La magia es como un puente para comunicar, entonces uso recursos de ilusionismo, alguna cosita de psicología y algo de hipnosis y sugestión previas para crear, a grandes rasgos, alguna cuestión que sea una experiencia única. El show tiene un concepto y es que todos estamos conectados no solo a lo que nos rodea sino también entre nosotros. Busco mostrar, a través de la magia, ese fenómeno de que lo que yo hago se manifiesta en otro lado. El caso más conocido es el efecto mariposa que dice que el aleteo de una mariposa en Tokio puede provocar un huracán en la otra punta. Es decir, cada acción tiene su reacción.

Nada más distanciado del mago que saca un conejo de la galera...
Por muchos años el mago se ha dedicado a hacer eso y entonces no ha prestado atención a la reacción del público ni a otras cosas que son muy interesantes.

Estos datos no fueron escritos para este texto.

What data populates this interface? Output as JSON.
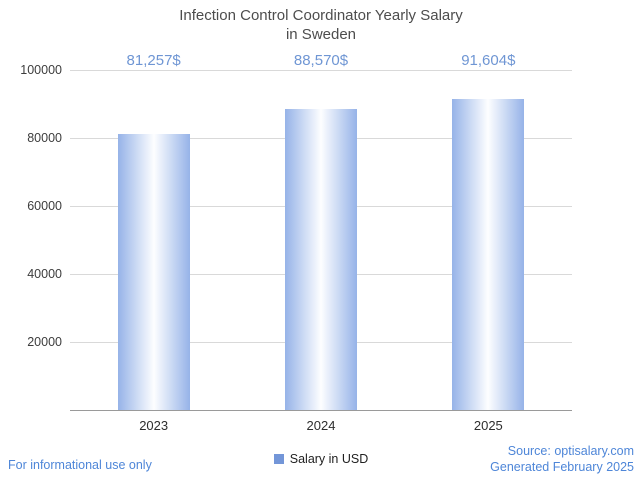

La gente tiene esa imagen muy presente del mago que va a hacer aparecer un conejo de la galera porque muchos magos se han dedicado a hacer magia para eventos y no se lo plantearon como magia teatral.

Tu show es muy participativo, ¿tomás de punto a alguno como otros magos?
Trato a la gente con mucho respeto y genero una cosa de complicidad en la que no hago quedar mal a nadie. Lo que pasa es que después empiezan a ver cosas increíbles y se dan cuenta de que esto no puede estar arreglado.

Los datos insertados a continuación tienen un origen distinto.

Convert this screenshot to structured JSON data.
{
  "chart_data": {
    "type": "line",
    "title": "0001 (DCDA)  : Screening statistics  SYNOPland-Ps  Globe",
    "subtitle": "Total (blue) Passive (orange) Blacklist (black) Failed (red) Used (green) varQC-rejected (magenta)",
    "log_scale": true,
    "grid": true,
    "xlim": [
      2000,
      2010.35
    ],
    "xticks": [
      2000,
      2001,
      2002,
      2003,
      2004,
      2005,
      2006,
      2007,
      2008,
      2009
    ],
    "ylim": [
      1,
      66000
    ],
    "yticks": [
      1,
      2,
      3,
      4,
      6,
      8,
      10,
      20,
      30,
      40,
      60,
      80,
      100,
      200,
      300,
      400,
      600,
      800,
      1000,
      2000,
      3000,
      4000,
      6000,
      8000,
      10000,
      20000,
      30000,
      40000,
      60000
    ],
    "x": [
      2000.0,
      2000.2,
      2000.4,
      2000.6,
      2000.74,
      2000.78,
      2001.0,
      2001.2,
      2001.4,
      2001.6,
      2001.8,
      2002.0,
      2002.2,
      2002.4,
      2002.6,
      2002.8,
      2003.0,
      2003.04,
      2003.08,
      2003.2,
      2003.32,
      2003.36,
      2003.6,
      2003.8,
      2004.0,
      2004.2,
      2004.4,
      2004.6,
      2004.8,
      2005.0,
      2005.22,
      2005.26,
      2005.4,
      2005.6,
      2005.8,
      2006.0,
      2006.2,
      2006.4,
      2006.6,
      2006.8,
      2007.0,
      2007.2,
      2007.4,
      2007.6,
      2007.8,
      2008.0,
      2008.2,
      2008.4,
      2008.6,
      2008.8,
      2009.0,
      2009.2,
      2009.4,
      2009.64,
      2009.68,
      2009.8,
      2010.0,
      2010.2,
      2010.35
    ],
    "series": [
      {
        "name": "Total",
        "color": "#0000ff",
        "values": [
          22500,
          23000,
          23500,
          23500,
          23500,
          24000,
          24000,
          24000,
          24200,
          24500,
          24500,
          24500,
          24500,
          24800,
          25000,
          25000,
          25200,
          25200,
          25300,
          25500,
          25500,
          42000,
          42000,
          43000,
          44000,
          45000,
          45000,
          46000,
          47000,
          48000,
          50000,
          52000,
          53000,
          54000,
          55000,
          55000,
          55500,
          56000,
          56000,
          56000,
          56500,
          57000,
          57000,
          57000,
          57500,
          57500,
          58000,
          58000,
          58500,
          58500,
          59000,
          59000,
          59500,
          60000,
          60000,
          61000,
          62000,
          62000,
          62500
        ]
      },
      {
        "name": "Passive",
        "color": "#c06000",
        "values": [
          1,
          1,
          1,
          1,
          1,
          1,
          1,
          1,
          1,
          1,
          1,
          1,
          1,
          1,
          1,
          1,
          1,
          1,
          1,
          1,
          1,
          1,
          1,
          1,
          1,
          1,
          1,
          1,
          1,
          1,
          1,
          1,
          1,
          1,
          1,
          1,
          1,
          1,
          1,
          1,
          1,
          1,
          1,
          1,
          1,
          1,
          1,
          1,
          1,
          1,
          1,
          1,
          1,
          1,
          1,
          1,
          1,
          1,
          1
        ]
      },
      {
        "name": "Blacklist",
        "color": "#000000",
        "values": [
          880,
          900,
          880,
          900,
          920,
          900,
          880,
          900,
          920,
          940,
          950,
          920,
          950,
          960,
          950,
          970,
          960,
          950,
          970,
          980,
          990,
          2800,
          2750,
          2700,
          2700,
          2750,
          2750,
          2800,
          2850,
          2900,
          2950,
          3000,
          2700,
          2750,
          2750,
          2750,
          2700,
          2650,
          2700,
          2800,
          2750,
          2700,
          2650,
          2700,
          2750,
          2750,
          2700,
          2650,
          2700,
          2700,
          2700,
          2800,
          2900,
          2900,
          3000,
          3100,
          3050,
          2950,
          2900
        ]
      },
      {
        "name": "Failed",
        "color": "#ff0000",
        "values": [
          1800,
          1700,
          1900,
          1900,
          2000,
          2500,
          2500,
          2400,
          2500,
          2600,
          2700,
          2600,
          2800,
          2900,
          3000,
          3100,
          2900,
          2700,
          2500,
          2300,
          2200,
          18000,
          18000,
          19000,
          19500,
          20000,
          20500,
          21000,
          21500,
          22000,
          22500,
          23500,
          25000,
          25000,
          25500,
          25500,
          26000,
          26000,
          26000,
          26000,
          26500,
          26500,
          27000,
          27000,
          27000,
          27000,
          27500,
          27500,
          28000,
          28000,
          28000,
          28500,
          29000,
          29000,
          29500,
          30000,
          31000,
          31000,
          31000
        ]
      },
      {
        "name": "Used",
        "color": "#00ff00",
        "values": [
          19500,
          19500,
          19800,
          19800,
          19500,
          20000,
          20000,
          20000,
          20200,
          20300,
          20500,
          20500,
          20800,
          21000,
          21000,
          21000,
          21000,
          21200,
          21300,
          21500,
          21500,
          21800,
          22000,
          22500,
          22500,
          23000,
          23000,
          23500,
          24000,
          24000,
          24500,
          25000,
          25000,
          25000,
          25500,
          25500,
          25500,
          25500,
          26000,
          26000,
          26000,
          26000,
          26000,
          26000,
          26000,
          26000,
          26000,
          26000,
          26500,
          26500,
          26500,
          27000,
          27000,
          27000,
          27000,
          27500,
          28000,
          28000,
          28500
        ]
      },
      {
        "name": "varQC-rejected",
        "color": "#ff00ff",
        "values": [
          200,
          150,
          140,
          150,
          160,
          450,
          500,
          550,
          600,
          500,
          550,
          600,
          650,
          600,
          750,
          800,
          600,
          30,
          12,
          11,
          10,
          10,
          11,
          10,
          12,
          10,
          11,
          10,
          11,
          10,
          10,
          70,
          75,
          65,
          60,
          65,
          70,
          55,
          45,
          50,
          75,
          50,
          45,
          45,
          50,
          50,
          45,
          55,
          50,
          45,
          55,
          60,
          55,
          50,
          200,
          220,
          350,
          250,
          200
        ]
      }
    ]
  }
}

¿El público qué se lleva de la experiencia?
Creo que por un rato les reconforto el alma, pero soy solo un entretenedor. Para mí es bastante con que salgan con alguna duda o contentos. El mago Merpín dice que con que uno solo haya entendido el mensaje de la vanguardia que él plantea ya se siente bien porque es imposible que todos se pongan en la misma sintonía de uno.

¿Qué opinás del Mundial de Magia?
Yo no concibo la magia para competir porque sería como proponer un torneo para pintores. Tal vez se podría medir la técnica, pero también hay que tener en cuenta lo que el tipo quiso expresar...

¿Qué pregunta te hacés por las noches en relación con el universo insondable de la magia?

La verdad es que me hago la misma pregunta siempre y creo que otros magos se la han hecho, entre ellos David Copperfield. ¿Estamos transitando el camino adecuado o tendríamos que hacer otra cosa? Siempre llego a la respuesta de que sí, pero a veces pienso que tendría que hacer algo de más valor, como ser un médico por ejemplo o algo que aporte más a la sociedad. Y eso que en el inicio de los tiempo la medicina y la magia eran lo mismo. Luego concluyo en que el mago es tan necesario como un médico. Yo creo que la gente necesita volver a conectarse e ilusionarse porque está muy descreída de todo; sin embargo, les planteás una realidad diferente y los tipos se sorprenden a pesar de su actitud distante del principio.